Anyway, back to our neighbours. Their tenant is a famous actor appearing in the Fringe, they told us, and for a moment we were excited. Imagine the parties, the glamour, the gossip. Imagine the pressure. No more watering the plants in my dressing gown. No cursing at the kids when the windows are open.

Then they dropped the bombshell: his name. Oh no, not that, my husband and I said in horrible unison, anything but that. But the deal is done and there is no escape. For the next month we will be living next door to a Scottish Nationalist. It gets worse.

His show is about Scottish independence; he is on a mission to convert the masses. He is a vocal supporter of the other side; he is the enemy.

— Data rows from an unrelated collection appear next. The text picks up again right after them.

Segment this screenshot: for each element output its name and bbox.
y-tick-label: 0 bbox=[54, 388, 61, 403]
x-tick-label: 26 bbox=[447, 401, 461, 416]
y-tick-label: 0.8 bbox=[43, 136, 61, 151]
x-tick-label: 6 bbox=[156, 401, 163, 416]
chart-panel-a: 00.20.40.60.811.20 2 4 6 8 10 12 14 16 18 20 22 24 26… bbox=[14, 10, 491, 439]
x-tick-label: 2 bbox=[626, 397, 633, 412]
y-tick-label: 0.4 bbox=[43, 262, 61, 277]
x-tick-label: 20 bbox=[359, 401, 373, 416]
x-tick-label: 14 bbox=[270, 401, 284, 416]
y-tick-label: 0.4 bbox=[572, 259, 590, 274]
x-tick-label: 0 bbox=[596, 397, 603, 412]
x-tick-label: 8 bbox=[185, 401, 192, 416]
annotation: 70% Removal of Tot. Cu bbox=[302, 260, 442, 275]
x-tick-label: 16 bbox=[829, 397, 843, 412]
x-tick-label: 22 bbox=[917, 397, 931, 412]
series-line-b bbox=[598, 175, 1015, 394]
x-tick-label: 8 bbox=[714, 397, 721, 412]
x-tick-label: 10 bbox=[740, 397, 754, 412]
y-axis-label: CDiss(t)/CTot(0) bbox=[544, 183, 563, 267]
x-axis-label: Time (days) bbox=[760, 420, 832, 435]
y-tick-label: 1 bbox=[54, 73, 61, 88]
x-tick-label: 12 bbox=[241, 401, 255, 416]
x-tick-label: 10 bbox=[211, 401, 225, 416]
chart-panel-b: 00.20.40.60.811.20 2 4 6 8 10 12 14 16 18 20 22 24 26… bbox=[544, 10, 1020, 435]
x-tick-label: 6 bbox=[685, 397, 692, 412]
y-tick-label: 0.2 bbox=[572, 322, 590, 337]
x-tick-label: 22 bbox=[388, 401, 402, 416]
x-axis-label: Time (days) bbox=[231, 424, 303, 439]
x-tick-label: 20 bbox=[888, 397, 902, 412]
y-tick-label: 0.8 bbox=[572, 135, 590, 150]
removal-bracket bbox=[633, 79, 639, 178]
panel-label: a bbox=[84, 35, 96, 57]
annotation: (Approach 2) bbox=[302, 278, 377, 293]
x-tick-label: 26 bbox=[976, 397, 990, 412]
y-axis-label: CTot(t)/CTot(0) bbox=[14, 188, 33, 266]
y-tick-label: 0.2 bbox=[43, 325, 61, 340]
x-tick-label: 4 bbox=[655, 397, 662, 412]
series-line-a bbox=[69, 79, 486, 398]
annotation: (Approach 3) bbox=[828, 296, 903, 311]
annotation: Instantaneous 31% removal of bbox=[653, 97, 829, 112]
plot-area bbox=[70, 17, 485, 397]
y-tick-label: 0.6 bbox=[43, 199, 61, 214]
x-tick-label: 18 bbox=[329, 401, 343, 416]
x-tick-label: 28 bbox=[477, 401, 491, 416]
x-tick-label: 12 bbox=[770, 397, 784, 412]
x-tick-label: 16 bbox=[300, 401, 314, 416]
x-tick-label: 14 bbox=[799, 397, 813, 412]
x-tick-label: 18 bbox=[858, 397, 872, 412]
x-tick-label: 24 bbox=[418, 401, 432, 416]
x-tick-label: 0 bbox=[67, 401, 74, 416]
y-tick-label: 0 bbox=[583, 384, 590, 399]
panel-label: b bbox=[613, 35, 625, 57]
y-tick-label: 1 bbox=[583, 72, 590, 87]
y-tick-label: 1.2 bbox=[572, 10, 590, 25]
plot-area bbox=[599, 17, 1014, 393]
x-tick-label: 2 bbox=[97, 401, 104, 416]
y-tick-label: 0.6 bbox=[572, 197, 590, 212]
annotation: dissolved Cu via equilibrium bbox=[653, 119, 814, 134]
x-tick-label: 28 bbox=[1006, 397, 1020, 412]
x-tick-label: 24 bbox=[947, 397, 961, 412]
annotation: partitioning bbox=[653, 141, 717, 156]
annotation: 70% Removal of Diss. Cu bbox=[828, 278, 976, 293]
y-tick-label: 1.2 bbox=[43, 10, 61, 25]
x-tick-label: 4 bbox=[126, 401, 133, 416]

In Scotland, with just seven weeks until the referendum, politics has become deeply personal. We might have friends who are nationalists but they aren’t speaking to us at the moment. There was a time in Edinburgh when political persuasion was rather like religious denomination, a talking point maybe but not all defining and not divisive.

We used to entertain politicians of every leaning, and I can recall election-night gatherings where SNP spin doctors perched on sofas with Tory MSPs and Labour stalwarts. The coming referendum has rendered such cross-party comaraderie inconceivable and it’s hard to see the day when things will return to normal.

The two camps have dug in for the final countdown and what has long been a bitter campaign has entered its last, nasty phase. Civility is reserved for the ‘don’t knows’. We don’t belong to that group, and nor do the new folk over the fence.

So how do we play it? Pretend we are impartial, peel off the Better Together stickers from the eldest’s bedroom window and take the Union flags out of the flower pots (I said this has got serious)?

Or do we go the other way, declare war, refuse to lend them a cup of sugar, put our rubbish in their bin, hang the Union Jack duvet on the washing line and keep it there for four weeks?

I can envisage the actor’s friends, for he surely has many, trooping in and out for soirees on the terrace (do Scottish Nationalists have soirees?). Famous faces and famous Yes sympathisers, herding together in Scotland’s capital to make their desperate assault on audiences before September 18, could headquarter in our street.

There will be politicians among them. Good lord! A horrible thought: there could be the politician himself. Never one to pass up an opportunity for promotion, the Nationalists’ leader would relish an invitation from his luvvie loyalists and may appear in person, just beyond the party wall.

As I sit at my computer I can already hear our regular neighbours taking their leave. By tonight, the actor will be installed and life in these parts may never be the same again. Wish us luck.